Leaving aside the consequences of focal lesion, the size and light response of pupils can give a hint to the level of brain lesions causing impaired consciousness and coma. Small but reactive pupils are observed in case of metabolic encephalopathies but also in diencephalic lesions. Pretectal lesions cause large and fixed pupils. Lesions at the midbrain level lead to midposition of fixed pupils, whilst pontine lesions are associated with the pupil’s pinpoint size. The ciliospinal reflex, assessed by pinching the skin of neck or face, can also be used as a spinobulbar response.

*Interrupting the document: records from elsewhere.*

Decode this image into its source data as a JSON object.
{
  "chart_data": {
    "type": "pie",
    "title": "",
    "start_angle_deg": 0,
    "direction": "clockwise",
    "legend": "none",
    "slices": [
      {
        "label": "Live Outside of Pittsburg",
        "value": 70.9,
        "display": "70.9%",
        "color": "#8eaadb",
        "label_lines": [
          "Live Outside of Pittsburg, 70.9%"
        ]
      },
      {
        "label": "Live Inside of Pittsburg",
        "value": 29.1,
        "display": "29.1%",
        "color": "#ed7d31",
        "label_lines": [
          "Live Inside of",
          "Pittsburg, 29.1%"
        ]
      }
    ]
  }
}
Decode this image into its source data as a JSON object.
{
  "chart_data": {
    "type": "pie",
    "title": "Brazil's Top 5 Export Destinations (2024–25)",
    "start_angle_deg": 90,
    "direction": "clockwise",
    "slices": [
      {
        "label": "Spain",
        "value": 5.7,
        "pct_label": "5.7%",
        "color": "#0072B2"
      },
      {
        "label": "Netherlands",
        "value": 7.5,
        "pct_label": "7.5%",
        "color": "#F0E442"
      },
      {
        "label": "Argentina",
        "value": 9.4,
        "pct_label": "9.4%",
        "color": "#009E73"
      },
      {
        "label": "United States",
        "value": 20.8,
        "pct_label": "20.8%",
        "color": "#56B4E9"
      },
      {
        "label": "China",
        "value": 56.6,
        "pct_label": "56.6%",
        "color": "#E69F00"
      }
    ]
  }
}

The bedside evaluation of patients with subacute or chronic alterations of consciousness consists also of careful neuropsychiatric examination supplemented with special neuropsychologic test attempting to find out behavioural changes indicative of improving consciousness which can be used for further specific treatment measures. Alterations of consciousness appear in the context of extensive cerebral functional disturbances affecting both arousal system and sensory–motor pathways as set out above. To recognise the presence of consciousness poses a great challenge considering severe concomitant motor constraints impeding behaviour necessary for interpersonal exchange. First, stirrings of relapsing of consciousness functions are reactions to so-called visual and auditive autoreferential stimuli. Sustained visual tracking is one of the main clinical signs of responsiveness recovery. Many of the below-mentioned behavioural scales established the capability of visual fixation as a criterion for distinguishing VS from MCS. Its assessment is difficult because of fluctuations of patient responsiveness and different assessment tools. The various scales use different stimuli which range from baby photos (SMART) to different objects (DOCS), persons (WHIM) and light flashes (CNC), or confine themselves to observation of spontaneous eye movements (WNSSP) [15]. Use of mirrors shows a higher frequency of fixation compared to other stimuli and constitutes a very sensitive test [16, 17]. This has been confirmed by eye-tracking recordings [18]. Thereto, similarly autoreferential is the sound localization reflex. The most potent stimulus regarding this is one’s own name [19]. The own name is a signal of more significant information content shown in a range of studies. Babies are already automatically responsive to their names demonstrating strong degree of attention [20–22]. Even awaking from general anaesthesia, one’s own name creates reactions before pain reactions emerge [23].